Zhonghua Wei Zhong Bing Ji Jiu Yi Xue. 2023 Oct;35(10):1070-1073. doi: 10.3760/cma.j.cn121430-20220124-00088.
OBJECTIVE: To explore the feasibility of snuff pot arterial pressure measurement for patients undergoing routine elective surgery during anesthesia.
METHODS: A prospective randomized controlled trial was conducted. Patients undergoing elective surgery admitted to the Handan Hospital of Traditional Chinese Medicine from June 1, 2020 to June 1, 2022 were enrolled. Patients who needed arterial pressure measurement for hemodynamic monitoring were randomly divided into routine radial artery puncture group and snuff pot artery puncture group with their informed consent. The patients in the routine radial artery puncture group were placed a catheter at the styloid process of the patient’s radius to measure pressure. In the snuff pot artery puncture group, the snuff pot artery, that was, the radial fossa on the back of the hand (snuff box), was selected to conduct the snuff pot artery puncture and tube placement for pressure measurement. The indwelling time of arterial puncture catheter, arterial blood pressure, and complications of puncture catheterization of patients in the two groups were observed. Multivariate Logistic regression analysis was used to screen the relevant factors that affect the outcome of arterial catheterization.

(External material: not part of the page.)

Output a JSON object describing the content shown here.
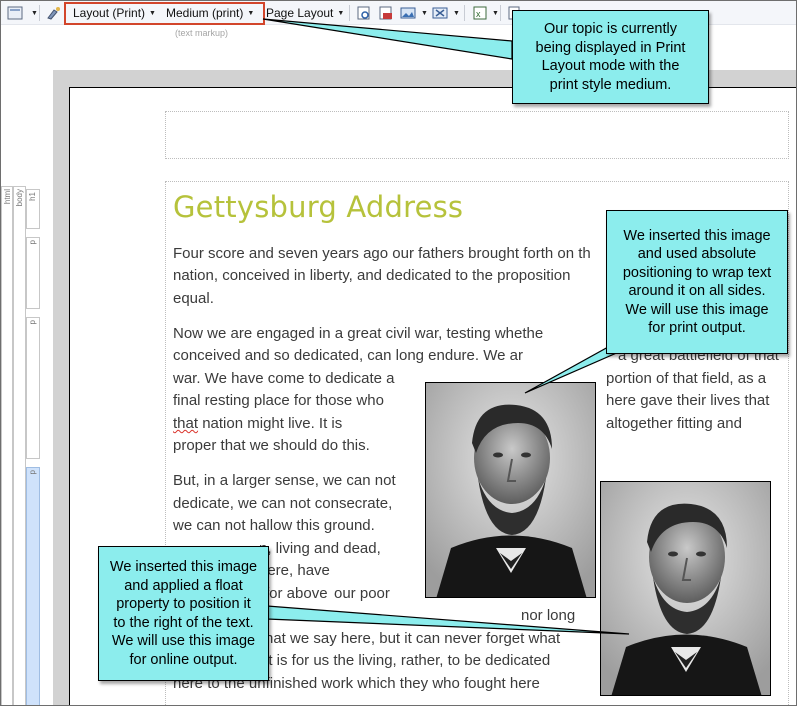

RESULTS: Finally, a total of 252 patients were enrolled, of which 130 patients received routine radial artery puncture and 122 patients received snuff pot artery puncture. There was no statistically significant difference in general information such as gender, age, body mass index (BMI), and surgical type of patients between the two groups. There was no significant difference in the indwelling time of artery puncture catheter between the routine radial artery puncture group and the snuff pot artery puncture group (minutes: 3.4±0.3 vs. 3.6±0.3, P > 0.05). The systolic blood pressure (SBP) and the diastolic blood pressure (DBP) measured in the snuff pot artery puncture group were significantly higher than those in the conventional radial artery puncture group [SBP (mmHg, 1 mmHg ≈ 0.133 kPa): 162.3±14.3 vs. 156.6±12.5, DBP (mmHg): 85.3±12.6 vs. 82.9±11.3, both P < 0.05]. There was no statistically significant difference in the incidence of complications such as arterial spasm, arterial occlusion, and pseudoaneurysm formation between the two groups. However, the incidence of hematoma formation in the snuff pot artery puncture group was significantly lower than that in the conventional radial artery puncture group (2.5% vs. 4.6%, P < 0.05). Based on the difficulty of arterial puncture, multivariate Logistic regression analysis showed that gender [odds ratio (OR) = 0.643, 95% confidence interval (95%CI) was 0.525-0.967], age (OR = 2.481, 95%CI was 1.442-4.268) and BMI (OR = 0.786, 95%CI was 0.570-0.825) were related factors that affect the outcome of arterial catheterization during anesthesia in patients undergoing elective surgery (all P < 0.05).
CONCLUSIONS: Catheterization through the snuff pot artery can be a new and feasible alternative to conventional arterial pressure measurement.